Kommentar Europäischer Rat - Gipfel ohne Höhepunkt

Brüssel · Genau das hatte die Bundeskanzlerin befürchtet: Die Krise geht, die Unlust auf große europäische Vertragsveränderungen wächst. Schon ist wieder Abwarten und Verschieben angesagt. Lust auf politisch schwierige und vor allem unpopuläre Reformen hat derzeit kaum einer der Staats- und Regierungschefs.

Wohl auch, weil man befürchtet, den rechten und EU-kritischen Gruppierungen bei der Europawahl weitere Wähler in die Arme zu treiben. Dabei lohnt ein genauer Blick auf das, was da auf dem Tisch liegt.

Das ist nämlich keineswegs ein Grundlagenvertrag für die Errichtung der Vereinigten Staaten von Europa, sondern ein ökonomisch durchaus vernünftiger Ansatz, um die Faktoren, die die Wettbewerbsfähigkeit beeinflussen, zu harmonisieren. Sogar ein Bonus ist für den geplant, der ernsthaft mitmacht. Doch nun sollen die Architekten der künftigen Wirtschaftsunion erst noch einmal ran und bis Oktober 2014 ihren Bauplan überarbeiten. Dann gibt es einen neuen Ratspräsidenten, einen frischen Kommissionschef und ein neues Parlament. Und viel Hoffnung, dass mehr Begeisterung für die Vision einer Währungsunion aufkommt, die endlich auch wirtschaftlich zusammenwächst.

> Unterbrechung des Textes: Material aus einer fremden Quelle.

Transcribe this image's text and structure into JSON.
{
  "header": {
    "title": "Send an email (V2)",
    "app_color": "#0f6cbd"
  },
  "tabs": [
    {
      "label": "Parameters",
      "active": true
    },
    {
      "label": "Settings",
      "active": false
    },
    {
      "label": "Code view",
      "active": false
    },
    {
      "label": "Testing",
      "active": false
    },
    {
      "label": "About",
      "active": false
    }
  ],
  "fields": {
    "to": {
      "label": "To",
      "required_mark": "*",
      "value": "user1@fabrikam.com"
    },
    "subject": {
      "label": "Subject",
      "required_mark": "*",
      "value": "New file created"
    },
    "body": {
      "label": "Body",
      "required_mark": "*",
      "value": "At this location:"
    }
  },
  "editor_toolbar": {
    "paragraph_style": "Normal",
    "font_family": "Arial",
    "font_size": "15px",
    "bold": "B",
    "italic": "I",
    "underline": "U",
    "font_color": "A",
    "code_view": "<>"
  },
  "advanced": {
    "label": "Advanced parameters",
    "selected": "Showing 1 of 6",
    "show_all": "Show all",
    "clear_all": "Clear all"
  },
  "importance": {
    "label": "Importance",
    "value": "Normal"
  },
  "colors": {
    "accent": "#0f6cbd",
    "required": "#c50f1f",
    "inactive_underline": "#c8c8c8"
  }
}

Dieser EU-Gipfel gehört sicher nicht in die Reihe der großen europäischen Erfolge. Nahezu alle Vertreter der Mitgliedstaaten haben sich als Fürsprecher der nationalen Anliegen präsentiert, der Drang zu Gemeinsamkeit war kaum zu spüren. In dieser Situation entpuppt sich das Europäische Parlament unter seinem konfliktfreudigen Präsidenten Martin Schulz als wichtigster Bewahrer des Einigungsgedankens.